Deal comes one week after Mills disclosed a restatement; impact on shareholders' equity could be as much as $352 million.
Stephen TaubJanuary 17, 2007

The Mills Corp., currently embroiled in an accounting scandal, announced that it will be acquired by Brookfield Asset Management for $1.35 billion in cash. Including preferred stock and the assumption of debt, the deal is worth $7.5 billion.

Under the terms of the agreement, Mills will merge into a newly formed subsidiary of Brookfield, a Canadian-based property manager with more than $50 billion of assets under management.

The deal comes one week after Mills, a mall and entertainment center developer, disclosed that it will restate its financials for 2001 through 2004 and the first three quarters of 2005 to correct certain accounting errors. It added that the impact on shareholders’ equity could be as much as $352 million.

Mills stated its audit committee, advised by independent counsel and a forensic accounting firm, had identified a number of instances in which company personnel “failed to recognize the implications under GAAP of particular transactions, events, or other facts.” The company’s rapid growth and complex financial structure exacerbated the number of errors, Mills added.

Mills conceded that in a number of instances, “the company’s overall culture and ‘tone at the top’ were heavily focused on meeting external and internal financial expectations.” The company also acknowledged that certain errors reflect “a lack of competence and in some instances a failure of communication and inadequate internal controls.”

The company also warned last week that if it does not come up with about $1.1 billion by March 31, it may be required to sell assets, to recapitalize, to sell the company, or to seek bankruptcy protection.

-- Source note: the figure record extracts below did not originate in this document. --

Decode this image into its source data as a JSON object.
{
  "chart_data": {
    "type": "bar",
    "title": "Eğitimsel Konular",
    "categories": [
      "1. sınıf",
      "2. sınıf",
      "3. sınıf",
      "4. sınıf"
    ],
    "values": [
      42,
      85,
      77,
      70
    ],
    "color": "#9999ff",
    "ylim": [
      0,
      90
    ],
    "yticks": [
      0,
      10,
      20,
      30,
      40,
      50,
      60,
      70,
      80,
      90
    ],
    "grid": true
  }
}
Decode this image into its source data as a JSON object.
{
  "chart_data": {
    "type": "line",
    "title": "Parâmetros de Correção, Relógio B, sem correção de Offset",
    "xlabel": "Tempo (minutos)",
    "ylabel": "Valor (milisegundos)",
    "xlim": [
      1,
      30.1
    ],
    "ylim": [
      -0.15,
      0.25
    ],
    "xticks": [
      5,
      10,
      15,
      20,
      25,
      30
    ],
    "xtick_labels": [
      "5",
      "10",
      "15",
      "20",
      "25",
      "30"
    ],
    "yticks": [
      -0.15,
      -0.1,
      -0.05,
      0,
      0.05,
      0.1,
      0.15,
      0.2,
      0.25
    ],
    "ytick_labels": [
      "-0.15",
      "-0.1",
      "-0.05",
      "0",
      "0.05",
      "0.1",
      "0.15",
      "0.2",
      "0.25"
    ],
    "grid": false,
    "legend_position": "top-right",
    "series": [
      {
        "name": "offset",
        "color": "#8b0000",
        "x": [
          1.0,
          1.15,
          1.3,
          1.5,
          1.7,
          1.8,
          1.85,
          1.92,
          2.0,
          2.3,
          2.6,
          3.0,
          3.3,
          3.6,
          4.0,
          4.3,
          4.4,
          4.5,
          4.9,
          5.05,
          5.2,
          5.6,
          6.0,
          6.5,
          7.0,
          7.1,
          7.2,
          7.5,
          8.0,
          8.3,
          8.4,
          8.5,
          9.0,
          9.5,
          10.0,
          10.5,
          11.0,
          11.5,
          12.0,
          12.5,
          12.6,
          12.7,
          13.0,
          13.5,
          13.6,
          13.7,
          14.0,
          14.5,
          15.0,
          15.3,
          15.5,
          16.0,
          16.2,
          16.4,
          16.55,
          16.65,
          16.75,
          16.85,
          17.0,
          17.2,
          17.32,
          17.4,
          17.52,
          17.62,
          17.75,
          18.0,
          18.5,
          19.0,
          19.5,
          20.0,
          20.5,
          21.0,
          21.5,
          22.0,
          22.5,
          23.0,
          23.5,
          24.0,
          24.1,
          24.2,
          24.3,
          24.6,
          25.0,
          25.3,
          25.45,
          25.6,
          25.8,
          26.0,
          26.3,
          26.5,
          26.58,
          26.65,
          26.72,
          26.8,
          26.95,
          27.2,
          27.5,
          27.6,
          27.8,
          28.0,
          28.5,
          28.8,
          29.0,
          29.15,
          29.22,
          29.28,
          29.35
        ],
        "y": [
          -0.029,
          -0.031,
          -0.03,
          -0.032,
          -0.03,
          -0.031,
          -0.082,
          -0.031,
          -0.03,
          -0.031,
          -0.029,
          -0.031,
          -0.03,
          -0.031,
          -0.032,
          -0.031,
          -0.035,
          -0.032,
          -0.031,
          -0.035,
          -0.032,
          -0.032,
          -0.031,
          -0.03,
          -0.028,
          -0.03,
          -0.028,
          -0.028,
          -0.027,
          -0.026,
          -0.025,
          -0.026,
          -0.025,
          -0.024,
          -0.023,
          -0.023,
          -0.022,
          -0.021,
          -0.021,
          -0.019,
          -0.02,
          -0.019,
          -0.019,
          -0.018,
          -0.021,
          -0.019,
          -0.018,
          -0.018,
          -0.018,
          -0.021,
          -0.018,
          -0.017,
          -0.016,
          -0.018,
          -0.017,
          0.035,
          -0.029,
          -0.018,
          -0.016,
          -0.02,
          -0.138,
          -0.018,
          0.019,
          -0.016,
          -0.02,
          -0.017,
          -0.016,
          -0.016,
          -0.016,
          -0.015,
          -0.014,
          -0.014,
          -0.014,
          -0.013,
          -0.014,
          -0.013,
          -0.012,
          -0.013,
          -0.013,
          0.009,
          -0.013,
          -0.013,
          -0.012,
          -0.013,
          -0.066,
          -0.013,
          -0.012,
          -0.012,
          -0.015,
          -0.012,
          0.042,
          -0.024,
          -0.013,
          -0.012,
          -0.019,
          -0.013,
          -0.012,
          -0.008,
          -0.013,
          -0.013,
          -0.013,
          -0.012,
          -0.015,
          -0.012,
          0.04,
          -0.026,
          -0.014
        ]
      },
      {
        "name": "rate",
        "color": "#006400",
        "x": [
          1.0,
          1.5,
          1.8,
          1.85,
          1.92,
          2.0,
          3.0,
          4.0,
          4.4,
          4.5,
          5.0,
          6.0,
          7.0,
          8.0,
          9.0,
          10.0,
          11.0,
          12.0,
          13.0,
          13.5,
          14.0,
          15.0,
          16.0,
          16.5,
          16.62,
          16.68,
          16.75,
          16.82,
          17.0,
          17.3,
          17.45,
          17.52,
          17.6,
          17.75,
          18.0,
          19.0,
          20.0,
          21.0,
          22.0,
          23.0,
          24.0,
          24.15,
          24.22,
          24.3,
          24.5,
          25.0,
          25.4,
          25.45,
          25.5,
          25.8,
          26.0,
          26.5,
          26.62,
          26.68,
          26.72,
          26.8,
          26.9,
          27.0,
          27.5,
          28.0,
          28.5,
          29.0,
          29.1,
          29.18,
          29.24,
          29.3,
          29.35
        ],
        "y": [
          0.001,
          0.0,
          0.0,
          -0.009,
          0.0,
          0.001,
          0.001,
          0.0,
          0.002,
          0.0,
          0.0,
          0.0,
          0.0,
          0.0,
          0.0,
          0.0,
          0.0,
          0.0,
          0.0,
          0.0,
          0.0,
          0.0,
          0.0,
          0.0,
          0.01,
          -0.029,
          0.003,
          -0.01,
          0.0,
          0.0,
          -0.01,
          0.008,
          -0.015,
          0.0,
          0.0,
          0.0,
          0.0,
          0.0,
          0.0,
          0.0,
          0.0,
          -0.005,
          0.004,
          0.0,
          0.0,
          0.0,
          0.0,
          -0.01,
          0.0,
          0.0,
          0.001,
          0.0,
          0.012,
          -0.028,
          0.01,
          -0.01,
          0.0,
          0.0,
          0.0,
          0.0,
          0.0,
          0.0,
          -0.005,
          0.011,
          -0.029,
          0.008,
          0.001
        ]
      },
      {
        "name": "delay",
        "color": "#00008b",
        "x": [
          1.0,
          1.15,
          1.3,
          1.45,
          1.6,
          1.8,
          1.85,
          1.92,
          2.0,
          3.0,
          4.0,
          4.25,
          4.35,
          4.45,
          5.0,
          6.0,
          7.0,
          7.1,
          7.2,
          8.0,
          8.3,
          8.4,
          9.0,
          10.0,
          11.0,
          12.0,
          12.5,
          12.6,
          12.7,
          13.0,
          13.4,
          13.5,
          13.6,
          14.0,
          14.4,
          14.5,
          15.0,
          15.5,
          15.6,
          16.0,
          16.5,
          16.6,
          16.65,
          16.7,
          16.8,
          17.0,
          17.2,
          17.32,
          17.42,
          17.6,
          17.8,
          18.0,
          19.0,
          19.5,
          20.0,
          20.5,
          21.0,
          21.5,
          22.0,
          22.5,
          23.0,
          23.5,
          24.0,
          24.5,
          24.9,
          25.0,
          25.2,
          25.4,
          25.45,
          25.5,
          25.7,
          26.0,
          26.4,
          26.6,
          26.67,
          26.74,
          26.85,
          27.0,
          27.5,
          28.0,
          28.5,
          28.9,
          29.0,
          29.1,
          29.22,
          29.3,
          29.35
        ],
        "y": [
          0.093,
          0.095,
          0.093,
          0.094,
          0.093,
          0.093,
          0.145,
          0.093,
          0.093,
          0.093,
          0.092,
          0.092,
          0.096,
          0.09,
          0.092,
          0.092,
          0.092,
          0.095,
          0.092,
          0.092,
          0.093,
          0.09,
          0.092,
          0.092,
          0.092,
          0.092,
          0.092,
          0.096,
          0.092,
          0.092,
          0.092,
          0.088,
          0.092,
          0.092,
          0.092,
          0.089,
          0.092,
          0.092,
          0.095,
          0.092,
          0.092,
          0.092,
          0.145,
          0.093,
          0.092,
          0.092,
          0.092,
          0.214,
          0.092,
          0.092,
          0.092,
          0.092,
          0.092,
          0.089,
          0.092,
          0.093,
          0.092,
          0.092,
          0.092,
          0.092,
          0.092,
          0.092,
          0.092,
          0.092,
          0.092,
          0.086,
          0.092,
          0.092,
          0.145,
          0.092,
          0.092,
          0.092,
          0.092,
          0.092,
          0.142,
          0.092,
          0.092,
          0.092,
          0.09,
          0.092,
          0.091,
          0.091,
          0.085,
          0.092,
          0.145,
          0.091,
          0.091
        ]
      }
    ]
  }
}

In a statement announcing the deal with Brookfield, Mark Ordan, chief executive officer and president of The Mills, said, “With this transaction, we have completed our strategic alternatives process by joining with a world class real estate owner and operator. After a very competitive process, in which our board considered numerous alternatives for the company, we believe we have achieved an outcome that is the best possible result for all involved.”